Inside the evacuation
Published 11:37 pm Wednesday, June 11, 2014
Detective describes school operation during standoff
For Detective Joyce Williams and several other Suffolk police officers, a day that started unremarkably quickly turned into a test of their ability to project calm into the midst of a crisis.
By 9:30 a.m., Williams was at the scene of a tense situation on William Reid Drive. A suspect, who at the end of the day would apparently take his own life, had barricaded himself inside a house when Virginia State Police tried to serve arrest warrants.
Behind the small, vinyl-clad bungalow was a clear line of sight to Elephant’s Fork Elementary School, where more than 700 students and staff had started an ordinary day.
Witnesses say that when troopers tried to serve Abernathy at 8:30 a.m. — for arson and a fraud-related offense — he fled on foot into the Sadler Heights neighborhood.
Pursued by the troopers, he arrived back at the house in a van he stole after threatening to kill an elderly couple. He sprinted inside and then refused to open the door.
Coupled with the fact that the extent of Abernathy’s firepower and his intentions were both unknown quantities, the proximity of the house to the school and open space in between meant the “immediate decision” to lock down Elephant’s Fork was “pretty routine,” Williams said.
Another factor was the mobile classrooms exposed at the side of the school, she said.
“We moved everyone, including staff, from the front of the school to the rear,” Williams said, adding that she and a couple of Suffolk SWAT team officers were asked “to go into the school and make that happen.”
Williams said Wednesday she thought the decision to evacuate already had been made when she arrived. Two Suffolk police were already inside the school.
The gym and cafeteria are “very safe into the interior,” Williams said, so lunch cycles were continued like any regular day, and videos were shown in the gym.
“It seemed very orderly,” she said. “My goal was to keep it as calm as possible and to alleviate all the fear as much as possible. I wanted the kids to believe this was a planned, safety-police drill we were going to do. I said (to the other officers), ‘Let’s clap, and high-five all the kids.’ I think I saw (only) two or three kids that got a little bit teary.”
Williams said she coordinated the evacuation with Capt. Robert Ross and Detective Sgt. Gary Myrick.
Other Suffolk officers involved, she said, included Sgt. Lance Callis, Detective William Shockley and officers Casey Thomas, Chad Hooker and Jerry Fowler.

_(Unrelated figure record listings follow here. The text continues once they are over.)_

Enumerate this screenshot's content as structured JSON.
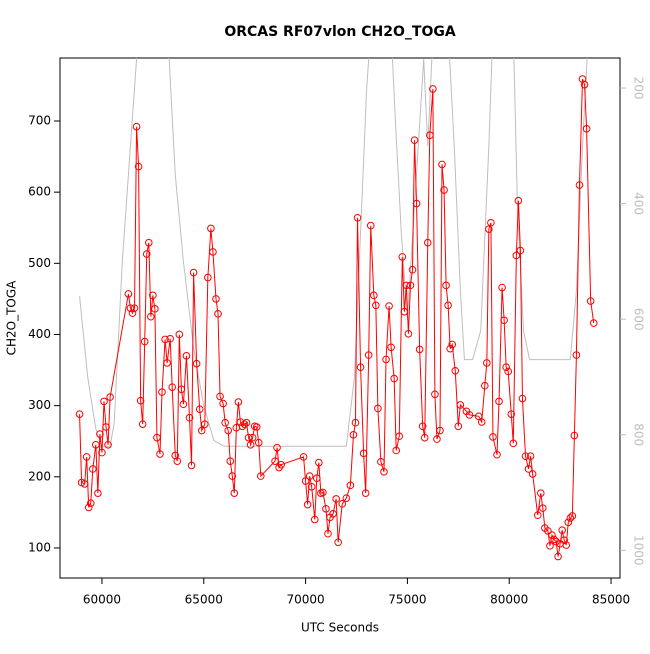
{
  "chart_data": {
    "type": "line",
    "title": "ORCAS RF07vlon CH2O_TOGA",
    "xlabel": "UTC Seconds",
    "ylabel": "CH2O_TOGA",
    "xlim": [
      57940,
      85440
    ],
    "ylim": [
      57.8,
      788.5
    ],
    "y2lim": [
      1048,
      148
    ],
    "xticks": [
      60000,
      65000,
      70000,
      75000,
      80000,
      85000
    ],
    "yticks": [
      100,
      200,
      300,
      400,
      500,
      600,
      700
    ],
    "y2ticks": [
      200,
      400,
      600,
      800,
      1000
    ],
    "series": [
      {
        "color": "#ff0000",
        "markers": true,
        "x": [
          58900,
          59000,
          59150,
          59250,
          59350,
          59450,
          59550,
          59700,
          59800,
          59900,
          60000,
          60100,
          60200,
          60300,
          60400,
          61300,
          61400,
          61500,
          61600,
          61700,
          61800,
          61900,
          62000,
          62100,
          62200,
          62300,
          62400,
          62500,
          62600,
          62700,
          62850,
          62950,
          63100,
          63200,
          63350,
          63450,
          63600,
          63700,
          63800,
          63900,
          64000,
          64150,
          64300,
          64400,
          64500,
          64650,
          64800,
          64900,
          65050,
          65200,
          65350,
          65450,
          65600,
          65700,
          65800,
          65950,
          66050,
          66200,
          66300,
          66400,
          66500,
          66600,
          66700,
          66800,
          66900,
          67000,
          67100,
          67200,
          67300,
          67400,
          67500,
          67600,
          67700,
          67800,
          68500,
          68600,
          68700,
          68800,
          69900,
          70000,
          70100,
          70200,
          70300,
          70450,
          70550,
          70650,
          70750,
          70850,
          71000,
          71100,
          71200,
          71350,
          71500,
          71600,
          71800,
          72000,
          72200,
          72350,
          72450,
          72550,
          72700,
          72850,
          72950,
          73100,
          73200,
          73350,
          73450,
          73550,
          73700,
          73850,
          73950,
          74100,
          74200,
          74350,
          74450,
          74600,
          74750,
          74850,
          74950,
          75050,
          75150,
          75250,
          75350,
          75450,
          75600,
          75750,
          75850,
          76000,
          76100,
          76250,
          76350,
          76450,
          76600,
          76700,
          76800,
          76900,
          77000,
          77100,
          77200,
          77350,
          77500,
          77600,
          77900,
          78050,
          78500,
          78650,
          78800,
          78900,
          79000,
          79100,
          79200,
          79400,
          79500,
          79650,
          79750,
          79850,
          79950,
          80100,
          80200,
          80350,
          80450,
          80550,
          80650,
          80800,
          80950,
          81050,
          81150,
          81400,
          81550,
          81650,
          81750,
          81900,
          82000,
          82100,
          82200,
          82300,
          82400,
          82500,
          82600,
          82700,
          82800,
          82900,
          83000,
          83100,
          83200,
          83300,
          83450,
          83600,
          83700,
          83800,
          84000,
          84150
        ],
        "values": [
          288,
          192,
          190,
          228,
          157,
          163,
          211,
          245,
          177,
          260,
          234,
          306,
          270,
          245,
          312,
          457,
          437,
          430,
          437,
          692,
          636,
          307,
          274,
          390,
          513,
          529,
          425,
          455,
          436,
          255,
          232,
          319,
          393,
          360,
          394,
          326,
          230,
          222,
          400,
          323,
          302,
          370,
          283,
          216,
          487,
          359,
          295,
          265,
          274,
          480,
          549,
          516,
          450,
          429,
          313,
          303,
          276,
          265,
          222,
          201,
          177,
          269,
          305,
          277,
          271,
          274,
          276,
          255,
          245,
          255,
          271,
          270,
          248,
          201,
          222,
          241,
          213,
          217,
          228,
          194,
          161,
          201,
          186,
          140,
          198,
          220,
          177,
          178,
          155,
          120,
          143,
          148,
          169,
          108,
          162,
          170,
          188,
          259,
          276,
          564,
          354,
          233,
          177,
          371,
          553,
          455,
          441,
          296,
          221,
          207,
          365,
          440,
          382,
          338,
          237,
          257,
          509,
          432,
          469,
          401,
          469,
          491,
          673,
          584,
          379,
          271,
          255,
          529,
          680,
          745,
          316,
          253,
          265,
          639,
          603,
          469,
          441,
          380,
          386,
          349,
          271,
          301,
          292,
          287,
          285,
          277,
          328,
          360,
          548,
          557,
          256,
          231,
          306,
          466,
          420,
          354,
          348,
          288,
          247,
          511,
          588,
          518,
          310,
          229,
          211,
          229,
          204,
          146,
          177,
          156,
          128,
          124,
          103,
          118,
          112,
          109,
          88,
          106,
          125,
          111,
          104,
          136,
          142,
          145,
          258,
          371,
          610,
          759,
          751,
          689,
          447,
          416
        ]
      },
      {
        "color": "#bebebe",
        "axis": "y2",
        "markers": false,
        "x": [
          58900,
          59300,
          59700,
          60000,
          60400,
          60600,
          61000,
          61500,
          61800,
          62800,
          63300,
          63600,
          64000,
          64500,
          65000,
          65500,
          66000,
          72000,
          72400,
          72700,
          73000,
          73200,
          74200,
          74400,
          74700,
          75000,
          75800,
          76000,
          76200,
          76500,
          77000,
          77300,
          77600,
          77800,
          78200,
          78600,
          79000,
          79200,
          80200,
          80400,
          80700,
          81000,
          83000,
          83300,
          83600,
          83900,
          84200
        ],
        "values": [
          560,
          700,
          790,
          820,
          820,
          780,
          500,
          250,
          100,
          100,
          150,
          350,
          500,
          650,
          750,
          810,
          820,
          820,
          700,
          450,
          200,
          100,
          100,
          250,
          450,
          600,
          150,
          300,
          150,
          100,
          100,
          300,
          550,
          670,
          670,
          620,
          300,
          100,
          100,
          400,
          620,
          670,
          670,
          550,
          300,
          100,
          50
        ]
      }
    ]
  }
}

Officer Tiffany Felder had rookie police officer Christina Jaramillo under her wing, according to Williams, and Suffolk Fire and Rescue’s Firefighter/Medic Marc Triplett acted as the SWAT team medic.

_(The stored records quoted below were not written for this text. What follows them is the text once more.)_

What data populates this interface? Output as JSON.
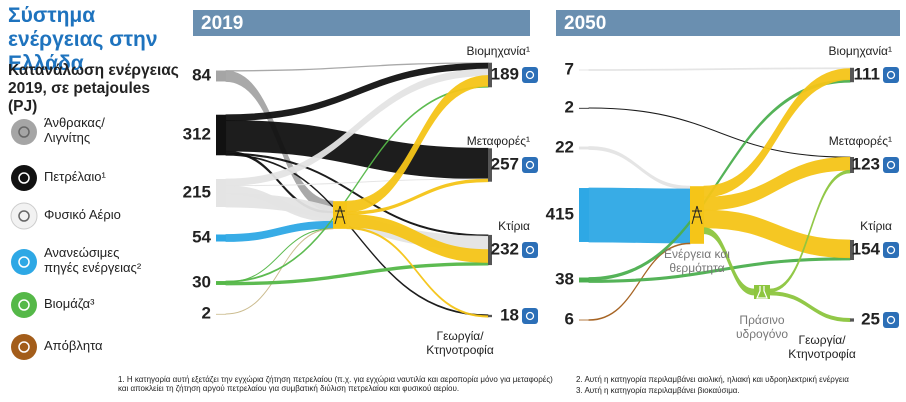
{
  "title": "Σύστημα ενέργειας στην Ελλάδα",
  "subtitle": "Κατανάλωση ενέργειας 2019, σε petajoules (PJ)",
  "legend": [
    {
      "label": "Άνθρακας/ Λιγνίτης",
      "color": "#a5a5a5"
    },
    {
      "label": "Πετρέλαιο¹",
      "color": "#111111"
    },
    {
      "label": "Φυσικό Αέριο",
      "color": "#e4e4e4"
    },
    {
      "label": "Ανανεώσιμες πηγές ενέργειας²",
      "color": "#2ea8e5"
    },
    {
      "label": "Βιομάζα³",
      "color": "#55b848"
    },
    {
      "label": "Απόβλητα",
      "color": "#a35d1a"
    }
  ],
  "footnotes": [
    "1. Η κατηγορία αυτή εξετάζει την εγχώρια ζήτηση πετρελαίου (π.χ. για εγχώρια ναυτιλία και αεροπορία μόνο για μεταφορές) και αποκλείει τη ζήτηση αργού πετρελαίου για συμβατική διύλιση πετρελαίου και φυσικού αερίου.",
    "2. Αυτή η κατηγορία περιλαμβάνει αιολική, ηλιακή και υδροηλεκτρική ενέργεια",
    "3. Αυτή η κατηγορία περιλαμβάνει βιοκαύσιμα."
  ],
  "chart_data": [
    {
      "type": "sankey",
      "title": "2019",
      "sources": {
        "values": [
          84,
          312,
          215,
          54,
          30,
          2
        ],
        "colors": [
          "#a5a5a5",
          "#111111",
          "#e4e4e4",
          "#2ea8e5",
          "#55b848",
          "#c9b98a"
        ]
      },
      "targets": {
        "categories": [
          "Βιομηχανία¹",
          "Μεταφορές¹",
          "Κτίρια",
          "Γεωργία/ Κτηνοτροφία"
        ],
        "values": [
          189,
          257,
          232,
          18
        ]
      },
      "to_hub": [
        80,
        15,
        60,
        54,
        2,
        2
      ],
      "direct": [
        [
          4,
          0,
          0,
          0
        ],
        [
          45,
          235,
          10,
          7
        ],
        [
          50,
          2,
          103,
          0
        ],
        [
          0,
          0,
          0,
          0
        ],
        [
          8,
          0,
          20,
          0
        ],
        [
          0,
          0,
          0,
          0
        ]
      ],
      "from_hub": [
        82,
        20,
        99,
        11
      ],
      "hub_color": "#f5c518"
    },
    {
      "type": "sankey",
      "title": "2050",
      "sources": {
        "values": [
          7,
          2,
          22,
          415,
          38,
          6
        ],
        "colors": [
          "#e4e4e4",
          "#111111",
          "#e4e4e4",
          "#2ea8e5",
          "#4caf50",
          "#a35d1a"
        ]
      },
      "targets": {
        "categories": [
          "Βιομηχανία¹",
          "Μεταφορές¹",
          "Κτίρια",
          "Γεωργία/ Κτηνοτροφία"
        ],
        "values": [
          111,
          123,
          154,
          25
        ]
      },
      "to_hub": [
        0,
        0,
        22,
        415,
        0,
        6
      ],
      "direct": [
        [
          7,
          0,
          0,
          0
        ],
        [
          0,
          2,
          0,
          0
        ],
        [
          0,
          0,
          0,
          0
        ],
        [
          0,
          0,
          0,
          0
        ],
        [
          20,
          0,
          18,
          0
        ],
        [
          0,
          0,
          0,
          0
        ]
      ],
      "from_hub": [
        84,
        100,
        136,
        0
      ],
      "hub_color": "#f5c518",
      "hub_label": "Ενέργεια και θερμότητα",
      "hydrogen": {
        "label": "Πράσινο υδρογόνο",
        "color": "#8dc63f",
        "from_hub": 46,
        "to_targets": [
          0,
          21,
          0,
          25
        ]
      }
    }
  ]
}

Kids and staff moved away from the front of the building, Williams said, the lead officers began developing an evacuation plan on the fly.

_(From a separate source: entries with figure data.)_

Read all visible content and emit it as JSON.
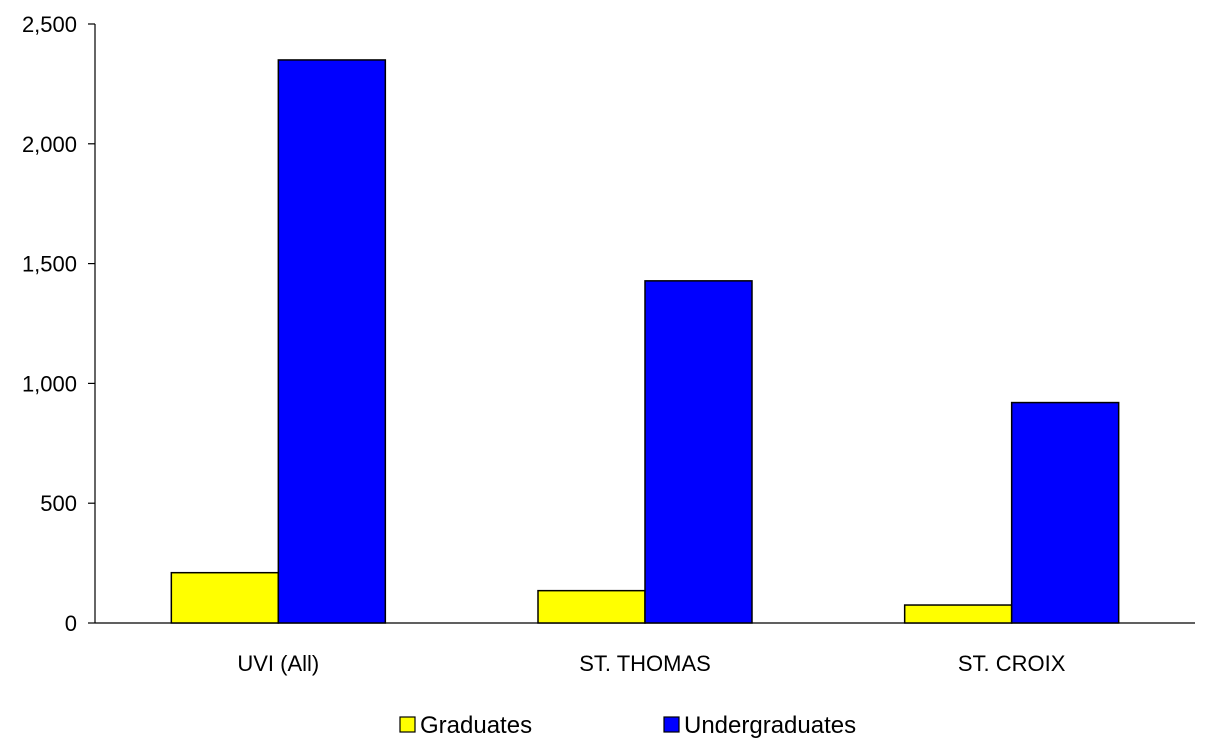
{
  "chart_data": {
    "type": "bar",
    "title": "",
    "xlabel": "",
    "ylabel": "",
    "categories": [
      "UVI (All)",
      "ST. THOMAS",
      "ST. CROIX"
    ],
    "series": [
      {
        "name": "Graduates",
        "color": "#FFFF00",
        "values": [
          210,
          135,
          75
        ]
      },
      {
        "name": "Undergraduates",
        "color": "#0000FF",
        "values": [
          2350,
          1428,
          920
        ]
      }
    ],
    "ylim": [
      0,
      2500
    ],
    "yticks": [
      0,
      500,
      1000,
      1500,
      2000,
      2500
    ],
    "ytick_labels": [
      "0",
      "500",
      "1,000",
      "1,500",
      "2,000",
      "2,500"
    ],
    "grid": false,
    "legend_position": "bottom"
  }
}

“We went out back and began to look for a viable route to get out to (U.S. Route) 58,” she said.
“We were able to find an area directly at the rear of the playground. Fortunately, the area was very well protected; it was completely out of the line of sight of the suspect’s home. No danger or any harm would come to the children bringing them out into that area.”
They found a section of woods between the playground and 58 that had some growth, Williams said, but not so much that it couldn’t be dealt with.
Williams and two or three SWAT team members began clearing a path, she said. Buses started lining up after school administrators called in drivers living nearby, and city employees in the Public Works Department brought in clearing equipment.
The eastbound exit ramp onto Godwin Boulevard was blocked, and five or six pieces of plywood were laid down, overlapping, to create a solid path, she said.
“I was literally kicking down pine cones because I didn’t want any children to roll their ankle,” Williams said.
Williams said that as officers inside the school helped staff send children across the playground toward the buses one class at a time — special-needs classes first — human lines were formed either side of the plywood path.
During the operation, she said, two tactical-response state troopers patrolled the roof of the school.
“A few of the kids came to the embankment a little bit fearful, so we carried them,” Williams said.
“We were high-fiving them, and clapping them and cheering them, (saying) ‘Good teamwork,’ and told them they’d get to go home early.”
Dismissal of classes began shortly before 1 p.m., and the operation was complete by just after 2 p.m., according to the school district.
“In the end, I really, truly had no idea we had moved over 700 kids and teachers,” she said. “It really did go that smoothly.”